Já o centro-norte caminhará na direção
oposta. Segundo Arsego, "há maior probabilidade de que a precipitação
fique abaixo da normal climatológica" no trimestre em grande parte do
Norte, do Nordeste e ainda em alguns pontos do Sudeste e do Centro-Oeste.
Ávila prevê um quadro de "alta
irregularidade" de chuvas no Centro-Oeste, com "eventos
pontuais" em Mato Grosso e em Goiás, mas dentro do volume normal para a
época. A exceção deve ser Mato Grosso do Sul, que deve ter chuva acima da média,
também na região sul do estado.
<><> O que esperar de um setembro
atípico
Em condições normais, setembro marca a
transição do período seco para o úmido no Brasil. "Em teoria, é um mês com
bastante calor no centro-norte do país", diz Verardo, citando o retorno
gradual — mas sem grandes volumes — das pancadas de chuva em áreas como
Rondônia, Acre, Mato Grosso, Mato Grosso do Sul, Goiás, Distrito Federal e
oeste da Bahia.
Em 2026, esse padrão deve se acentuar.
Segundo Arsego, há "uma tendência de que as temperaturas fiquem acima da
média climatológica na maior parte do Brasil". Verardo faz coro e destaca
o Nordeste e o Norte como as regiões "que vão ter a condição de
temperatura acima da média histórica".
Ainda assim, os especialistas fazem uma
ressalva que pode soar contraintuitiva em um ano de El Niño forte. "Os
modelos estão indicando o avanço de algumas massas de ar frio na primeira
quinzena de setembro, que devem provocar forte queda das temperaturas,
especialmente no Sul", diz Arsego, acrescentando que o fenômeno também
pode afetar parte do Sudeste e do Centro-Oeste.
O Centro-Oeste, o Norte e o Nordeste devem
seguir com o padrão típico de um setembro seco. "Isso traz baixos índices
de umidade relativa do ar e também aumenta o risco de queimadas e problemas
associados à saúde respiratória", alerta Arsego.
<><> Risco de novos vendavais
Depois dos vendavais que atingiram o Sul do
país em julho, a pergunta natural é se o fenômeno pode se repetir em setembro.

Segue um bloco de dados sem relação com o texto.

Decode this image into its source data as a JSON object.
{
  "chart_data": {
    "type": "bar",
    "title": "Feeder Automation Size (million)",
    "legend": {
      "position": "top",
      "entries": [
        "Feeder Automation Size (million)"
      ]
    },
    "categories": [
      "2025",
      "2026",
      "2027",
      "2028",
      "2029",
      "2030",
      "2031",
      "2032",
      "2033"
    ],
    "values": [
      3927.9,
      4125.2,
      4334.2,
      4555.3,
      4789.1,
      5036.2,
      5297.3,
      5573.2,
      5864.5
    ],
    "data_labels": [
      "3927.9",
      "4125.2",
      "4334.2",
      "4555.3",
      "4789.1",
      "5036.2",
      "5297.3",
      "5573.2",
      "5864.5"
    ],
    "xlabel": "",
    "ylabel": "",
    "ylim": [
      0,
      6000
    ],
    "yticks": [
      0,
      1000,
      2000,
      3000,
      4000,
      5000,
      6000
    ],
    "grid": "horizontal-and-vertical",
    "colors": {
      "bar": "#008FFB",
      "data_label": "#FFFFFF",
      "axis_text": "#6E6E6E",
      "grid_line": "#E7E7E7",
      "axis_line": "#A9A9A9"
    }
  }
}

Segundo os especialistas ouvidos pela BBC News Brasil, ainda não é possível
saber.
"Temos a previsão de 'nowcasting', que é
de curtíssimo prazo, então ainda não temos como estimar isso", pondera
Verardo, que ainda assim destaca que "a região Sul tende a ser mais
afetada pela ocorrência de temporais".
Arsego reforça que a tendência trimestral de
mais ou menos chuva "não significa período sucessivos de chuvas
contínuas" — e que riscos de eventos mais intensos só aparecem em escalas
de previsão mais curtas.
Já Ávila considera a possibilidade de novos
eventos, "principalmente nas áreas de chuva acima da média, como São Paulo
e Mato Grosso do Sul". Ela também não descarta "eventos pontuais de
tempestades" no Rio Grande do Sul, por ser "uma área de passagem de
frentes frias e ciclones extratropicais".